Tadeusz Kantor propose alors les manifestes sur le « théâtre informel » et sur « les emballages ». En 1963, il présente le Fou et la Nonne (Wariata i zakonnicę) de Stanislaw Witkiewicz qu'il considère comme « un partenaire à l'intérieur de sa démarche créatrice », et dont le sens du grotesque, le comique noir et grinçant sont en parfaite résonance avec son art. Dans le Manifeste du théâtre zéro publié parallèlement, il porte un éclairage sur son travail : il prône le jeu « en sourdine » des acteurs, rompt avec les sentiments, dépouille les mots de leur sens. En 1967, il présente la Poule d’eau (Kurkę Wodną), du même Witkiewicz, où les acteurs, comme emballés dans des costumes faits de sac et de corde, se fondent dans une masse de valises. La période des emballages (le Grand Emballage — Krzesto ambalaz) et des happenings (la Leçon d’anatomie d’après Rembrandt — Lekcja anatomii wedlug Rembrandta —, 1968) se clôt sur la publication du Manifeste 70 (Manifest 70), qui prône la création d’œuvres d’art dénuées de sens et de substance, donc impossibles à « consommer ».
| 4. | La Classe morte |
Avec la présentation de la Poule d’eau au festival de Nancy en 1971, puis avec les Mignons et les Guenons (Nadobnisie i Koczkodany, 1973), toujours d’après Witkiewicz, Tadeusz Kantor commence à se faire un nom dans la dramaturgie internationale. En 1975, il présente son œuvre maîtresse, la Classe morte (Umarlą klasę), où il reprend des thèmes de Tumeur cervicale de Witkiewicz et qui marque la rupture avec sa période expérimentale (« J’ai décidé de quitter l’autoroute de l’avant-garde pour prendre les petits sentiers du cimetière »). Des vieillards accompagnés de poupées (leurs doubles enfantins) y rejouent leur enfance sur des bancs d’école. Le teint cireux, grommelant d’obscurs propos, se mouvant péniblement au son d’une valse mélancolique, ils entraînent le public dans un voyage conduisant à la frontière entre la vie et la mort. Toujours présent sur scène comme dans la plupart de ses spectacles, Tadeusz Kantor dirige la « séance dramatique », tel un chef d’orchestre battant la mesure à côté des acteurs.

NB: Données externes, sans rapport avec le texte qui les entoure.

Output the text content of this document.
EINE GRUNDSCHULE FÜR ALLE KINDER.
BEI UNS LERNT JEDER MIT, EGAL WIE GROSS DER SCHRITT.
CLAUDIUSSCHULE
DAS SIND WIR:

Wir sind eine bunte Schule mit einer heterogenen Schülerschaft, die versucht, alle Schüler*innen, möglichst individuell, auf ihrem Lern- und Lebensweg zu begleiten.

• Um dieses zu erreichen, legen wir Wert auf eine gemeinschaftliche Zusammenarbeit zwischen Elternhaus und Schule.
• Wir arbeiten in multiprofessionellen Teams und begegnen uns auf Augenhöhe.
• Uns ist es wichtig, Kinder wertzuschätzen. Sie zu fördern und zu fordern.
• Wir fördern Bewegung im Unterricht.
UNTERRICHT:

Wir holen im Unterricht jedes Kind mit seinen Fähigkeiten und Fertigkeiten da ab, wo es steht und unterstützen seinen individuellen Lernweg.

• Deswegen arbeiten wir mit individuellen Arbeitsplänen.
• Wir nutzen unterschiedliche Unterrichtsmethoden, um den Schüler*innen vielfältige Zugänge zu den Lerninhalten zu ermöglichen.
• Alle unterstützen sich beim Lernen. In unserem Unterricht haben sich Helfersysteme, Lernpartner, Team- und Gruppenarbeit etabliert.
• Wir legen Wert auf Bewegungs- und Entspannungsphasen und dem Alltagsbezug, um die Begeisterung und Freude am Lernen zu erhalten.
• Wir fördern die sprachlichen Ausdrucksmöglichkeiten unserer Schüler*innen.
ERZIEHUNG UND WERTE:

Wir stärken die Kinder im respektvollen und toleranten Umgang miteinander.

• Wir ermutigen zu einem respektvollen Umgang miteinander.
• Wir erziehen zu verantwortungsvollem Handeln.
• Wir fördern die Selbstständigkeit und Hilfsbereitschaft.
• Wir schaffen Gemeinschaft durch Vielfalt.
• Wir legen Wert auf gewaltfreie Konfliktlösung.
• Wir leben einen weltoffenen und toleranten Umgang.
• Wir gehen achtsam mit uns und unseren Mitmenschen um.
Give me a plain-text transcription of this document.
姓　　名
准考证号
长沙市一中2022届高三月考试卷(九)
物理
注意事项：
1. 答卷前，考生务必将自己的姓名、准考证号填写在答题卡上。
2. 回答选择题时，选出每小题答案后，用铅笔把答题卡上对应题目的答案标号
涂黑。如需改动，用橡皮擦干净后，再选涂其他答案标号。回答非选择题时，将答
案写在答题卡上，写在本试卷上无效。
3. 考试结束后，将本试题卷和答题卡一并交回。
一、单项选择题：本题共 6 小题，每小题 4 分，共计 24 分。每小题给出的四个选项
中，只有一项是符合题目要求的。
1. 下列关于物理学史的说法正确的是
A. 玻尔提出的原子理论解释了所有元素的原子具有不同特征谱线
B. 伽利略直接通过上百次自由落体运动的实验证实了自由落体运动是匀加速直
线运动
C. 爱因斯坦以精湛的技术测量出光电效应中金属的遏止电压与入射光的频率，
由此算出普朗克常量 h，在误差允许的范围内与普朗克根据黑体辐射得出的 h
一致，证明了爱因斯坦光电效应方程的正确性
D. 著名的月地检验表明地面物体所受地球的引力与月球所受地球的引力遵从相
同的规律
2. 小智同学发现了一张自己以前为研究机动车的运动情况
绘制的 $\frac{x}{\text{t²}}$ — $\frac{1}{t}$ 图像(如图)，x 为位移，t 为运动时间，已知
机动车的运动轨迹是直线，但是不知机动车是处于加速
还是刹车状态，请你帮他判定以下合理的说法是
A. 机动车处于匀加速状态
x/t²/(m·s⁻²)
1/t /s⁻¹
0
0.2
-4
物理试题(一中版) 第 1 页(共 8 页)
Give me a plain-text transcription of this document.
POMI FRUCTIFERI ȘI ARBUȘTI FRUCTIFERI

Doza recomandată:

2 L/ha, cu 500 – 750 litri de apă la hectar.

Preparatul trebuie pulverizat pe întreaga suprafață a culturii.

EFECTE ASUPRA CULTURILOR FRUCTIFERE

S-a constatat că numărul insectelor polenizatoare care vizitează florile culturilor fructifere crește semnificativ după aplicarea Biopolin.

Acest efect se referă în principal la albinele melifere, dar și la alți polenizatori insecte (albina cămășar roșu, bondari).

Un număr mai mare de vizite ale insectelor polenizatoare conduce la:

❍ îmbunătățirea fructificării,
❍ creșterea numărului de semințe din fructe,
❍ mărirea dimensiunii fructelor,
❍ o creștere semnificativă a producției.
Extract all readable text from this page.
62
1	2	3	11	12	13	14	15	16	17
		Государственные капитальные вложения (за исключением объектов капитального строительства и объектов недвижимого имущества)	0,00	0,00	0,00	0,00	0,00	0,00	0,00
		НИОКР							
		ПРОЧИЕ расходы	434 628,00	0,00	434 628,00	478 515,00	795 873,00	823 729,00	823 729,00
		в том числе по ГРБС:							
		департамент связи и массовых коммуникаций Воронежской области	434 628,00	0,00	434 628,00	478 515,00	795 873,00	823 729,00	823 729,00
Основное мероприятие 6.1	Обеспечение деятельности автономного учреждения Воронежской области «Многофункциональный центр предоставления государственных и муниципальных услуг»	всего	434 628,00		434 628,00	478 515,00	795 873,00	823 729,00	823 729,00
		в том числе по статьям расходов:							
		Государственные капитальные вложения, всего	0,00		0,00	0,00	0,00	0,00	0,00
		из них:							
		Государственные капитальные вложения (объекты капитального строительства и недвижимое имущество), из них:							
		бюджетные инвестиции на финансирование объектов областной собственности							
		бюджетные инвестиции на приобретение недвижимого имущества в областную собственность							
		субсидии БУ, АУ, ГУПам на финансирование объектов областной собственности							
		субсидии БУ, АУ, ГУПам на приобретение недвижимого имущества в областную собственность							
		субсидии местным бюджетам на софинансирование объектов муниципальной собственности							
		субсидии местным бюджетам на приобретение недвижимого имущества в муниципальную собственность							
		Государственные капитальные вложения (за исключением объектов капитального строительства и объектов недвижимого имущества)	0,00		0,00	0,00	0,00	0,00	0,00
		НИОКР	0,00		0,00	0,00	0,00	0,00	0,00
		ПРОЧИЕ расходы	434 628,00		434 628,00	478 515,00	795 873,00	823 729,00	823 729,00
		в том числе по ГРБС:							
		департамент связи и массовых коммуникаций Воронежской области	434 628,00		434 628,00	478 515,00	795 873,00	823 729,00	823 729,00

| 5. | Le « théâtre de la mort » |
En 1979, après Où sont les neiges d’antan ? (Gozie są riegdy siejszé sniegi), « cricotage » (sorte de happening, de forme brève) réalisé à Rome, Tadeusz Kantor s’installe à Florence, où il travaille avec le théâtre régional toscan. Il y crée Wielopole-Wielopole, présenté en 1980 aux Bouffes du Nord, dans lequel il évoque ses souvenirs personnels, s’attaquant tour à tour à la religion catholique, l’antisémitisme, la famille et l’armée. Tels des spectres, les figures de son enfance polonaise s’agitent dérisoirement dans une danse désarticulée soutenue par une musique à la fois grinçante et nostalgique. Le spectacle confine au « marionnettisme métaphysique » absolu. Le vœu de Tadeusz Kantor, d'un théâtre « nu, sans armes », y est pleinement exaucé. Le « théâtre de la mort » est ici à son apogée. En 1985, Qu’ils crèvent les artistes ! (Niech szczezną artyści), « cricotage » ou « revue » (c’est son sous-titre) réalisé à Nuremberg, s’inspire notamment de l’histoire de Veit Stoss, sculpteur travaillant à Cracovie et originaire de la ville allemande. En 1988, Tadeusz Kantor joue son propre rôle dans Je ne reviendrai jamais (Nigdy tutaj nie powrócę), sorte de testament dramatique, dans lequel il est entouré des personnages de ses pièces précédentes. Il met ainsi un point final à sa tétralogie du « théâtre de l’amour et de la mort ».
Tadeusz Kantor est l’une des figures marquantes du théâtre du xxe siècle. Ne proposant aucun message, il mène une aventure libre à travers des créations longuement mûries, chacune marquant une étape décisive dans son évolution artistique. Son « théâtre de la mort » constitue un témoignage aux résonances uniques à la mesure des angoisses de notre temps.